Archaeologist have dispelled the myth of early death people in the middle Ages

Archaeologist have dispelled the myth of early death people in the middle Ages

An archaeologist from the Australian national University Christine cave dispelled the myth that before modern medicine most people rarely live up to 50 years.

Cave has developed a new method of determining the age of death in skeletal remains. In the study, the scientist takes into account how worn out the teeth of a person. Archaeologist have studied the remains of people buried in the three Anglo-Saxon cemeteries between 475 and 625 years, and the results showed that these people often lived to a ripe old age.

“People sometimes think that to live in those days to 40 years is a success, but it’s not true.
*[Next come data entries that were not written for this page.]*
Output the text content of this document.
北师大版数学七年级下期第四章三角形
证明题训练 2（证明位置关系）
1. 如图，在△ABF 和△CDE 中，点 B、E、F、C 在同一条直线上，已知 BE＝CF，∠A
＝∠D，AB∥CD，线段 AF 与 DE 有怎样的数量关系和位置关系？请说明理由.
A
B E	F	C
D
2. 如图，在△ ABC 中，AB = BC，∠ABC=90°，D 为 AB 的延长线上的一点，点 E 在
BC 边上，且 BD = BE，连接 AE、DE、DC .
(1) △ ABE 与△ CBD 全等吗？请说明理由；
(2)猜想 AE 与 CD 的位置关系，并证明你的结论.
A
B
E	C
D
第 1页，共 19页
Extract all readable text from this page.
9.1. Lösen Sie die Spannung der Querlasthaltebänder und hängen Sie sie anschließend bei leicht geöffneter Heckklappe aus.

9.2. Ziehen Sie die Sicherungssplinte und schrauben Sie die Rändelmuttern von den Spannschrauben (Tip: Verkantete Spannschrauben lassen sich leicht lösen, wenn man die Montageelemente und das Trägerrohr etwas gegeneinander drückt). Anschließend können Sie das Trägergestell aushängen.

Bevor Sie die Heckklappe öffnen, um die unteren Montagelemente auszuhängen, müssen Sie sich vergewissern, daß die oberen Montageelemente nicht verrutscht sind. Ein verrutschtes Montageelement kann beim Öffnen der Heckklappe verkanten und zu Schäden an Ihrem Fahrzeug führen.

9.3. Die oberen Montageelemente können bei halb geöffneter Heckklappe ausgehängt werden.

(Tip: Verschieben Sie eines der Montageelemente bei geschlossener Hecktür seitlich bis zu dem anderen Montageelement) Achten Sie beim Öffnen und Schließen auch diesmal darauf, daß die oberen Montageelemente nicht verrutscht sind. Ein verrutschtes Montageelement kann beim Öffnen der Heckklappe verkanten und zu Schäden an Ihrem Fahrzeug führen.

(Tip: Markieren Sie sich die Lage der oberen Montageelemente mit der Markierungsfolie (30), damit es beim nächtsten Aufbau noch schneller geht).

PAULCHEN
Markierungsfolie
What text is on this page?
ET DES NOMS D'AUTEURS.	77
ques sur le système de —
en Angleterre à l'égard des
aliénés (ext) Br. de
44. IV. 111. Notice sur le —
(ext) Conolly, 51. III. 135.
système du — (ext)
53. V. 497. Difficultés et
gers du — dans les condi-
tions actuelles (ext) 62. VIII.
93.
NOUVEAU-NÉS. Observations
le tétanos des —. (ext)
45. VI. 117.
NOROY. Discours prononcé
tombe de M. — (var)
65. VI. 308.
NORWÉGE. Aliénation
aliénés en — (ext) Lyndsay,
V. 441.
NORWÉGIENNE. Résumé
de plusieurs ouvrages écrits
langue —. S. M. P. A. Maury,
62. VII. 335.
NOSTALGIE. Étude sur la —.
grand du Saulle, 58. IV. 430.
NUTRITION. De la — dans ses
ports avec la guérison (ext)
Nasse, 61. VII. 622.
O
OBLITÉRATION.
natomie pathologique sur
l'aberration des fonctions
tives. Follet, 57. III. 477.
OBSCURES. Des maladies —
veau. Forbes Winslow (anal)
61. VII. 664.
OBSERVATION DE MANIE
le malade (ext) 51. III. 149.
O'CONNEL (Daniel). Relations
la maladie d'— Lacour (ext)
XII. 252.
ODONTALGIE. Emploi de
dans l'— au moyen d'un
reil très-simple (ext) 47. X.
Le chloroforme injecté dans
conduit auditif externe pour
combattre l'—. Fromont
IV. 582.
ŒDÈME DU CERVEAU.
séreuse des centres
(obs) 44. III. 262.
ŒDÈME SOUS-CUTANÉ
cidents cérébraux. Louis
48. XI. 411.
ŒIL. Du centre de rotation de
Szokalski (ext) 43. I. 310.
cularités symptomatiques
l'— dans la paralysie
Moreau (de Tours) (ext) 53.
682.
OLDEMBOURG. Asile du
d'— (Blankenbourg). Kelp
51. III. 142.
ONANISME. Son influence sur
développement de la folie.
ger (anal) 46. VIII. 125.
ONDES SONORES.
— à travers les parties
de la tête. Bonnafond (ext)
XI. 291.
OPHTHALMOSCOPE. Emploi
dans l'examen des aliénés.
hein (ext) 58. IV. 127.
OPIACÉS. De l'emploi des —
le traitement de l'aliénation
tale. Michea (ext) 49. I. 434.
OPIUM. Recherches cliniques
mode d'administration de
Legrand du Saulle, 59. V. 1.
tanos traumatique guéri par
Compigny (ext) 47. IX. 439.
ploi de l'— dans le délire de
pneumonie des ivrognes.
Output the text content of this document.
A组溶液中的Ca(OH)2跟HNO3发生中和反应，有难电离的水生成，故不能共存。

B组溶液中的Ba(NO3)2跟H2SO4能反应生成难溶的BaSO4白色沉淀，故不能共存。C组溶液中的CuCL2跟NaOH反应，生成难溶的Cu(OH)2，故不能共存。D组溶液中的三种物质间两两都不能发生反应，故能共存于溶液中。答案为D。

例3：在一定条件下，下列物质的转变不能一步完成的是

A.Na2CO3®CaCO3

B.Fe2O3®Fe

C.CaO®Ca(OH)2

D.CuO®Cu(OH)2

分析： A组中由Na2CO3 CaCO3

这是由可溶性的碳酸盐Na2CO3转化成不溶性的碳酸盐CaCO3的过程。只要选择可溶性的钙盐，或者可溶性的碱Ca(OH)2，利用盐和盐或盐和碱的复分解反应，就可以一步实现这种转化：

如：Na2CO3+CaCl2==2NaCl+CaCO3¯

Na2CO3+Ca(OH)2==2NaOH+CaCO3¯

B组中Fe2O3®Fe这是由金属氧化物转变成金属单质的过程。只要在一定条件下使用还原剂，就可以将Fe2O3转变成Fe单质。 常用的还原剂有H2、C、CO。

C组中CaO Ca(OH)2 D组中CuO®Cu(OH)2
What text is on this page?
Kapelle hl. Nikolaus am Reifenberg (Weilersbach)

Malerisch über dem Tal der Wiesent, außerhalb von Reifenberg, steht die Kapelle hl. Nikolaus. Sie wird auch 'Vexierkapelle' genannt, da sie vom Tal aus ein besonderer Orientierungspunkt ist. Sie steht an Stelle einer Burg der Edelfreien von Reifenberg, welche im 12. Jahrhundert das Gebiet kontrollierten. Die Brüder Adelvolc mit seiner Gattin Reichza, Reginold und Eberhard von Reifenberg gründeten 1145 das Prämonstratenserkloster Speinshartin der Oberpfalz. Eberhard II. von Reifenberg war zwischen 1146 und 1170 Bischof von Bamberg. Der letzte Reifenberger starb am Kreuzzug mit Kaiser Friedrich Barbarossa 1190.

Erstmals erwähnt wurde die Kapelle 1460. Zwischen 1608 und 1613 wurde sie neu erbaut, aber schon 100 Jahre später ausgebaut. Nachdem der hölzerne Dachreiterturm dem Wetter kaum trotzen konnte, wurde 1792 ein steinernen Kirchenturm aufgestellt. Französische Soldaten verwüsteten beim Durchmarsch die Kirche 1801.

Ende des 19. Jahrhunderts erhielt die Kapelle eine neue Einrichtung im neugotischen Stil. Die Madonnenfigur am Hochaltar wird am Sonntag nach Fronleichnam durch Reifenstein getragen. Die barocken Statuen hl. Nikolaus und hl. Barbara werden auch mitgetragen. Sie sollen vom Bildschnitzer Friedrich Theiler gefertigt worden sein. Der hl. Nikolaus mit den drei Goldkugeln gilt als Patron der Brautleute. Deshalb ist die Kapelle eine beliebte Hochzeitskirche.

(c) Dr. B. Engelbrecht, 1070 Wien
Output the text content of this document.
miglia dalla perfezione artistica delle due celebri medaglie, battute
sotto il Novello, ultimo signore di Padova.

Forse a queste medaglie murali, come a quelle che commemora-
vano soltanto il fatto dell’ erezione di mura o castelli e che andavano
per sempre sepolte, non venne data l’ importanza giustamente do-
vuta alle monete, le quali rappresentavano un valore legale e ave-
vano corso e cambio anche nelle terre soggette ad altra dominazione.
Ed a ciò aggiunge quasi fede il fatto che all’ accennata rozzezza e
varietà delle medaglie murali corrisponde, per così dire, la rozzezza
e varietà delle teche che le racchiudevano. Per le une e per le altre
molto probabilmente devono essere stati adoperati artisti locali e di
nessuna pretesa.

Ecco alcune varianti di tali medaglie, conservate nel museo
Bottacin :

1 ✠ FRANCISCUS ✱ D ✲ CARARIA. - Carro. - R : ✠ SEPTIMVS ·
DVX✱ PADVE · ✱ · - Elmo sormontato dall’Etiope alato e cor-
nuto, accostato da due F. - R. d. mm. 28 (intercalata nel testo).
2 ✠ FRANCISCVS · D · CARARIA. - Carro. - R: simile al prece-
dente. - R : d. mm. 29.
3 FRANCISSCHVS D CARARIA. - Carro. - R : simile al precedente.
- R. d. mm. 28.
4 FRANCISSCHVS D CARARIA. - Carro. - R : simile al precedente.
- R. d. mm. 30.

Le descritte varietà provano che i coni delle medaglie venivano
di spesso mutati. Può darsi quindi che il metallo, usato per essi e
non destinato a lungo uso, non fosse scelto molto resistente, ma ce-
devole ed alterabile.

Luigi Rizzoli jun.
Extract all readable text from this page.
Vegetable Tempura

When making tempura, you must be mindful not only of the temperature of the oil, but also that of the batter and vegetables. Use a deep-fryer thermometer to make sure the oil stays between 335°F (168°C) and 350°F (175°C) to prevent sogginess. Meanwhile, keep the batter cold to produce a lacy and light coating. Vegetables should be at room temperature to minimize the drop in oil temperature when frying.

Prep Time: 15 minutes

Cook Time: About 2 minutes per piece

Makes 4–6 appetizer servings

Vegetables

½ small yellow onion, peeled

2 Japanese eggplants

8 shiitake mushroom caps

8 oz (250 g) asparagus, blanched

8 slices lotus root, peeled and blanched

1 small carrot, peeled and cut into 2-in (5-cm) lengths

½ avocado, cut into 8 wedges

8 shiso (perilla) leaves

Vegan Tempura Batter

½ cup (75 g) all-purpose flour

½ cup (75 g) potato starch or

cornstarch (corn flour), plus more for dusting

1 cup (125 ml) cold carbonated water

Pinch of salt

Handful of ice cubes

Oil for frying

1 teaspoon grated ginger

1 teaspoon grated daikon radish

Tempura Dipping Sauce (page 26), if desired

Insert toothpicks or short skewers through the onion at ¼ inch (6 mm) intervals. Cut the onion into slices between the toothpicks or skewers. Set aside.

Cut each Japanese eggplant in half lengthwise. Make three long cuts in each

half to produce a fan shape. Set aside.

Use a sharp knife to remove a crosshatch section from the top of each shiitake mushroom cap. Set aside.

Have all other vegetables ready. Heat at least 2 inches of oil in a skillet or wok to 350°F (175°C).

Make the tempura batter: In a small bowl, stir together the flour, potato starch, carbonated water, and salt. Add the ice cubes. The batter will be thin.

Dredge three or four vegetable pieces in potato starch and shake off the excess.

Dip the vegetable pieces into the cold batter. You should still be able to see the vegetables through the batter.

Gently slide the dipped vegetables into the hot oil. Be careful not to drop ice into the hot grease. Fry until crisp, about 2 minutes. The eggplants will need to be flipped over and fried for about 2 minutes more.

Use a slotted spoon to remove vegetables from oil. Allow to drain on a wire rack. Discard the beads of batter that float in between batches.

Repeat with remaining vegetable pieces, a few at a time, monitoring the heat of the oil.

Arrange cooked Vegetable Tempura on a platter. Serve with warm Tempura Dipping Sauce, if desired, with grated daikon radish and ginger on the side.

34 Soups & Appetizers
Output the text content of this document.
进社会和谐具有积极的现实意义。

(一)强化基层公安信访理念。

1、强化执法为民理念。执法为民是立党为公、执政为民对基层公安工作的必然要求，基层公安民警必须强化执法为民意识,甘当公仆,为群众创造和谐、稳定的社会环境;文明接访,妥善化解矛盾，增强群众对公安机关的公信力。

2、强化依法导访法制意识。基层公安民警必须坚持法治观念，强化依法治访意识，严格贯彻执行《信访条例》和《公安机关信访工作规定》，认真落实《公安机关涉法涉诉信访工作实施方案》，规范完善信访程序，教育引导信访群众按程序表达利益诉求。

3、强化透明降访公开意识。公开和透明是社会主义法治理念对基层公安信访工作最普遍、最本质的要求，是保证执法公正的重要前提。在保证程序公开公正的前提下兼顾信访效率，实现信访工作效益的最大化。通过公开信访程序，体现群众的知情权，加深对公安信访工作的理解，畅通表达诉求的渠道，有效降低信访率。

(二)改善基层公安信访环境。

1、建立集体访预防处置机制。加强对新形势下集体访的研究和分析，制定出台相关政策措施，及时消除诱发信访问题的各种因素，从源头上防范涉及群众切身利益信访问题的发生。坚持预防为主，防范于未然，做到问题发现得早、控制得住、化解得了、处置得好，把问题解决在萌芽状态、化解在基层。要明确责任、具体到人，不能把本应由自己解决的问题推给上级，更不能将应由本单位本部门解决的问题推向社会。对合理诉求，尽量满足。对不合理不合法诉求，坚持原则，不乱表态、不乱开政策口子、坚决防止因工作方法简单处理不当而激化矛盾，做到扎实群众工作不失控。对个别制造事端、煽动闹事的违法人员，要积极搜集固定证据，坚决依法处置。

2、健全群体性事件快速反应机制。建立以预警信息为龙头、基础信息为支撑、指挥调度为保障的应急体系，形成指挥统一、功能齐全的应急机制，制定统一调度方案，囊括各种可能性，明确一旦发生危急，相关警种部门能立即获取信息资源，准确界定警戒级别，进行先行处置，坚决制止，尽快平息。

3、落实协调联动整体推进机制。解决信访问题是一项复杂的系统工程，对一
For people who lived a traditional life without modern medicine, the most common age of death was 70 years,” said cave, whose words are given on the website of the Australian national University.

She also explained that the myth about the age of the deceased came from the fact that archaeologists do not have enough methods for the identification of older people.

“Older people in archaeological research are ignored, and the reason for that is the inability to identify them. When you determine the age of the children, pay attention to the points of development, such as the appearance of your teeth or strengthen bones, it all happens at a certain age. However, once they have fully grown, it becomes increasingly difficult to determine their age on skeletal remains, so most studies have a higher age category 40 plus or 45 plus,” explained cave.